The US House Select Committee on the Strategic Competition Between the United States and the Chinese Communist Party, newly formed in January, held its first committee hearing on February 28, 2023 with a focus on human rights. The prime-time evening hearing, a three-hour event, took place amidst rising tensions between the US and China.
“This is not a polite tennis match. This is an existential struggle over what life will look like in the 21st century – and the most fundamental freedoms are at stake,” Representative Mike Gallagher, Republican chairman of the House of Representatives Select Committee on the Chinese Communist Party (CCP), said as he opened the hearing.
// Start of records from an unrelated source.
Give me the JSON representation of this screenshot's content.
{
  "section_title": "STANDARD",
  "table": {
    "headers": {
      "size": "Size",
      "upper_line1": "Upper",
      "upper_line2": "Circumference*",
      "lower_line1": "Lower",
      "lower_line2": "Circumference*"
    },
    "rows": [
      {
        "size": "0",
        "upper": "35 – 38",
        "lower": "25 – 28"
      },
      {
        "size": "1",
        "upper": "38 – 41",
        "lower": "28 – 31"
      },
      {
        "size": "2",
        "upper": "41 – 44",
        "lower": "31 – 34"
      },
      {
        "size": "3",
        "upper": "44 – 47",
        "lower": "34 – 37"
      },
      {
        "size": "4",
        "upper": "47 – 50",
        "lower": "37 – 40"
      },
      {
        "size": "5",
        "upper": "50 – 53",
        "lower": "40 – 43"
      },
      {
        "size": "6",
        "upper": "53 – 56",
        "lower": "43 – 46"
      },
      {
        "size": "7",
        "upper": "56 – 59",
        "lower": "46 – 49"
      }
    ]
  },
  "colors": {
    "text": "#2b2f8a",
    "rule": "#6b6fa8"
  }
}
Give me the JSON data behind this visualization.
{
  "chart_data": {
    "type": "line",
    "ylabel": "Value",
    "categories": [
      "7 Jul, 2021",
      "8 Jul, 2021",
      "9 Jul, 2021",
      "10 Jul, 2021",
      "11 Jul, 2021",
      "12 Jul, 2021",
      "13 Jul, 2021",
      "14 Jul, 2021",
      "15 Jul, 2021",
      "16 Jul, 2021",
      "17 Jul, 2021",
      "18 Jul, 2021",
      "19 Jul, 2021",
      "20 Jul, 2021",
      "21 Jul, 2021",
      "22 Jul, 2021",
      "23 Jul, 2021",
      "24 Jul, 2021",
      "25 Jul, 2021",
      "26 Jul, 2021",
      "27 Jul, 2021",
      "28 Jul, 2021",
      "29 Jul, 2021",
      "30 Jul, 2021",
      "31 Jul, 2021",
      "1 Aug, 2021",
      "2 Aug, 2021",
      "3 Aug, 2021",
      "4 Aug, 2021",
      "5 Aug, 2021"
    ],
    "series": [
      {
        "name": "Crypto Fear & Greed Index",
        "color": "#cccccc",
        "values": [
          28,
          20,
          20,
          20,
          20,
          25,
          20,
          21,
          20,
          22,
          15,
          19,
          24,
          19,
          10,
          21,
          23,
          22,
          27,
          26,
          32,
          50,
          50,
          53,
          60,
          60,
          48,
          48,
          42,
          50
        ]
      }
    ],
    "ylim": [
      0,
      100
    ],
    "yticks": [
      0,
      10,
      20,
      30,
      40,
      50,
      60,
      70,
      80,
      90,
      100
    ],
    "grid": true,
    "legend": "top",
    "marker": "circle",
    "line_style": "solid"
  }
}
Tuesday’s hearing had four witnesses: H.R. McMaster, former Republican President Donald Trump’s national security adviser; Matt Pottinger, former deputy national security adviser to Trump; Tong Yi, a human rights activist; and Scott Paul, president of the Alliance for American Manufacturing.
Pottinger advocated for the US government to work with American technology firms and help people in China to “punch holes in the great Chinese firewall.” “In the US, we need to face the fact that we have helped feed the baby dragon of the CCP until it has grown into what it now is,” said Tong Yi. Rep. Raja Krishnamoorthi of Illinois, the committee’s top Democrat, stressed the need to “avoid anti-Chinese or Asian stereotyping at all costs.”
Earlier on February 25, Representative Gallagher and other committee members held a rally outside what US officials call an illegal Chinese Communist Party “police station” in New York.
The select committee, comprised of 13 Republican and 11 Democratic members, will not write legislations, but will draw attention on a range of issues related to China and make policy recommendations.